HRW called on both sides to cease what it calls “deliberate and indiscriminate attacks against civilians”.

Since armed conflict began in February, rights groups have accused the rebels of laying landmines indiscriminately. The mines have reportedly killed at least 49 soldiers in recent months. HRW says that of 80 people killed and injured, nearly one-fifth were civilians.

Amnesty International says at least 13 civilians have been “unlawfully” killed by Niger’s security forces in the last four weeks.

HRW spoke with civilians who said they witnessed soldiers assaulting civilians. “One day I was getting water in one of the wells in town when, just down the road, a military vehicle ran over a landmine,” a young woman who fled the northern town of Iférouane told HRW.

“After this, the soldiers went crazy and started shooting everywhere in the air – here, there and all over the village. They went into people’s houses looking for the ones who planted it and beat people they came across,” she said.

When IRIN contacted Communication Minister Mohamed Ben Omar he said, “We have no information for you at the moment” and hung up the phone. Reuters has reported that Ben Omar said the government would respond to the rights groups’ charges on 21 December.

However according to various news service reports the government has admitted to “accidentally” killing seven civilians in a firefight between MNJ and army forces on 9 December.

Rebel responsibility

Rebels interviewed by HRW admitted to placing landmines on major roads around Agadez, Iférouane and Arlit. “[The rebels] claimed they were aiming to target military vehicles [but] including those used to escort civilian convoys,” the HRW report says.

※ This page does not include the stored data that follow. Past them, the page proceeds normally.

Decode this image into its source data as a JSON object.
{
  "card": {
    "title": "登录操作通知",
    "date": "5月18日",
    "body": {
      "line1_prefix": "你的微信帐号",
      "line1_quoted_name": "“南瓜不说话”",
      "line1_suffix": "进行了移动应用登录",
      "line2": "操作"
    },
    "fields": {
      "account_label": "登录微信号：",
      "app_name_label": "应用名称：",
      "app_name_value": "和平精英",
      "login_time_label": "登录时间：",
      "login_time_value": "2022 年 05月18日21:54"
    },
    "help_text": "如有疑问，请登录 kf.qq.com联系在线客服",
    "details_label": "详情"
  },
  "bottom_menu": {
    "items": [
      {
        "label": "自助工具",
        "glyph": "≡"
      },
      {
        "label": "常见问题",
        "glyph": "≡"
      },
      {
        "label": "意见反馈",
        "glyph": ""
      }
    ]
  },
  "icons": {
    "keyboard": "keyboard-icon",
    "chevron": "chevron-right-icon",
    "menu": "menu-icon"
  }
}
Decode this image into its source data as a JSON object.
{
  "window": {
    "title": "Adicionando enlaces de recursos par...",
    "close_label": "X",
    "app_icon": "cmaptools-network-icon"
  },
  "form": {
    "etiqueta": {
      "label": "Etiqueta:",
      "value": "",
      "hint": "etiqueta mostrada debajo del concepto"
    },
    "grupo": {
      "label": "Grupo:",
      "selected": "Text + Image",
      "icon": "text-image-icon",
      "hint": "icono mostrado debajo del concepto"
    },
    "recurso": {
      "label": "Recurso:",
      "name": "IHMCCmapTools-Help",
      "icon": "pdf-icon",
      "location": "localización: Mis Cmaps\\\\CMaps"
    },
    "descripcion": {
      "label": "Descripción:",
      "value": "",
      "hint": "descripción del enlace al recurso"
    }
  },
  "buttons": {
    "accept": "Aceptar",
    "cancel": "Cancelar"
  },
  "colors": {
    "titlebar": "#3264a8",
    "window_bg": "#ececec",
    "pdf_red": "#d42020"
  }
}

The rebels are also suspected of having placed landmines that killed two civilians in the southern cities of Maradi and Tahoua on 10 December.

The MNJ denies responsibility, blaming the army instead. “There is no element of the MNJ that would target civilians,” the group’s spokesperson in Belgium, Moktar Roman, told IRIN following the incidents.

Humanitarian impact

While not widespread or systematic, the number of abuses by both sides appear to have increased in the last two months, Corinne Dufka, West Africa researcher for HRW, told IRIN.

The HRW and Amnesty reports corroborate recent observations by local and international aid workers that Touareg residents in Iférouane – an army town in rebel-controlled territory – have fled en masse.

Many are arriving in Arlit and Agadez and receiving little assistance, the local NGO SOS-Iférouane told IRIN.

Dufka said the army has allegedly killed people’s livestock as collective punishment. “The Touaregs are so dependent upon their livestock for their survival,” she told IRIN. “We’re quite concerned that, in combination with increased commodity prices [due to the lack of trade caused by the conflict], that could really create a hunger issue.”

The human rights groups also accuse soldiers of committing at least two rapes and 35 arbitrary detentions while rebels are accused of robbing people from southern ethnic groups.